Уильяма больше интересовала предстоящая поездка младшей сестренки:

– Руку даю на отсечение, влюбишься в какого-нибудь красавчика с фабрики «Фиат».

– Да, назовем его Марчелло, пылкий идеалист, – добавила Лесли. – Бутылочка «Кьянти», потная рубашка, пикник на обочине автострады…

– Он тебя чуток пошлепает. Красавчик так легко распаляется…

– А ты за него убить готова…

– Прекратите! – Мать была потрясена, что ее старшие дети, оказывается, так много думают о сексе. Единственным утешением служил для нее тот неоспоримый факт, что я девственница. – Лиззи едет в Рим, чтобы посмотреть на величайшие произведения искусства, попробовать, что едят римляне, и… – временно маму покинуло красноречие, – …стать серьезной и эрудированной молодой женщиной.

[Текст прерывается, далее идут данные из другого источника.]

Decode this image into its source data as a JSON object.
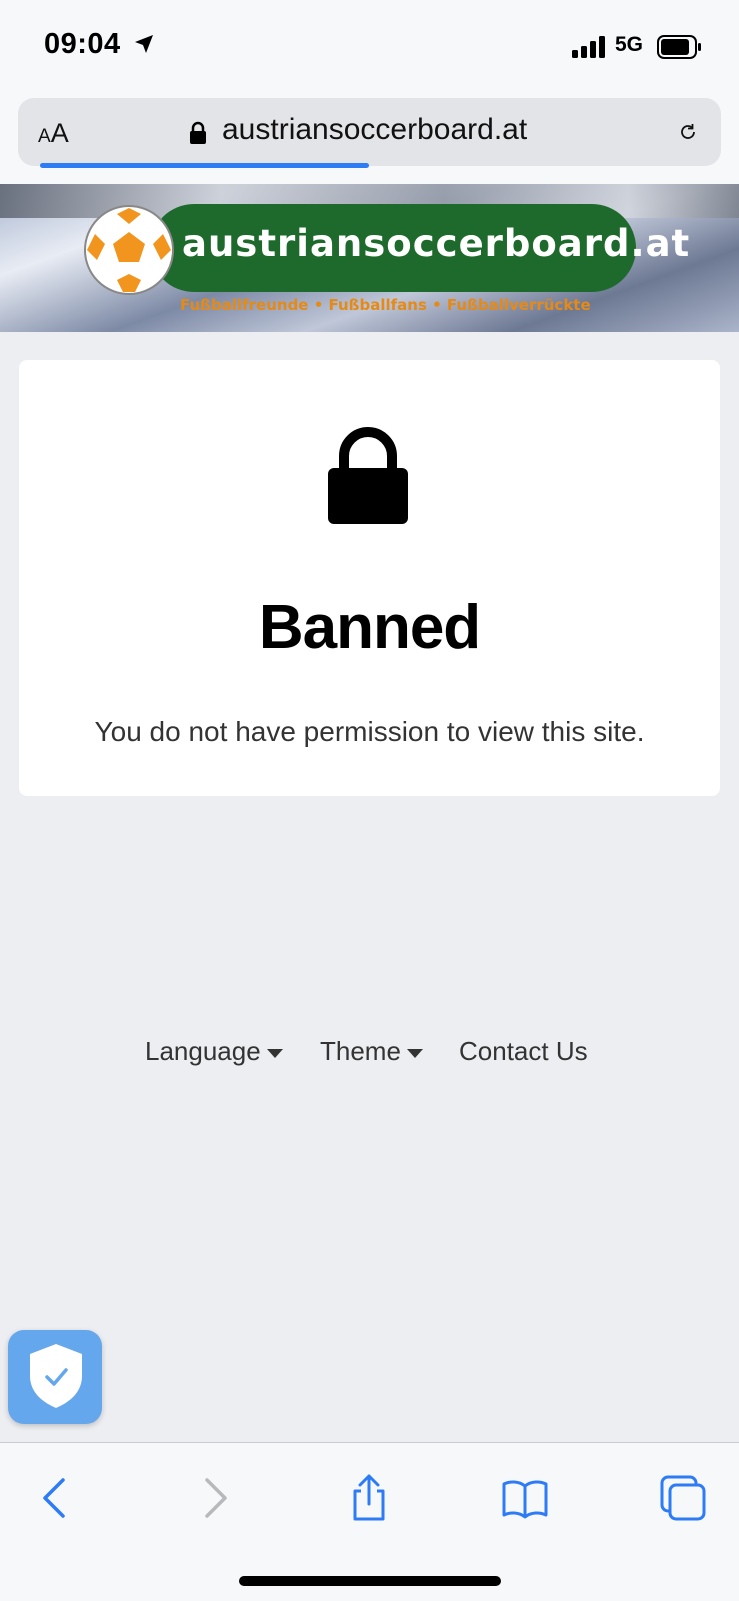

Даже мой собственный энтузиазм поубавился от такого болезненного представления о Риме. По правде говоря, я мечтала насытиться видом обнаженных статуй. Я стеснялась смотреть журналы в специализированных магазинах в той части города, куда от нас добираться с тремя пересадками. В магазине я терялась, как последняя размазня, и дальше полок с вязальными каталогами не заходила. Зачем вообще понадобилось выставлять на витринах это вязание? Истинная клиентура подобных заведений скрывается у дальних стоек (главным образом мужчины в длинных плащах и париках, окутанные ореолом стыда).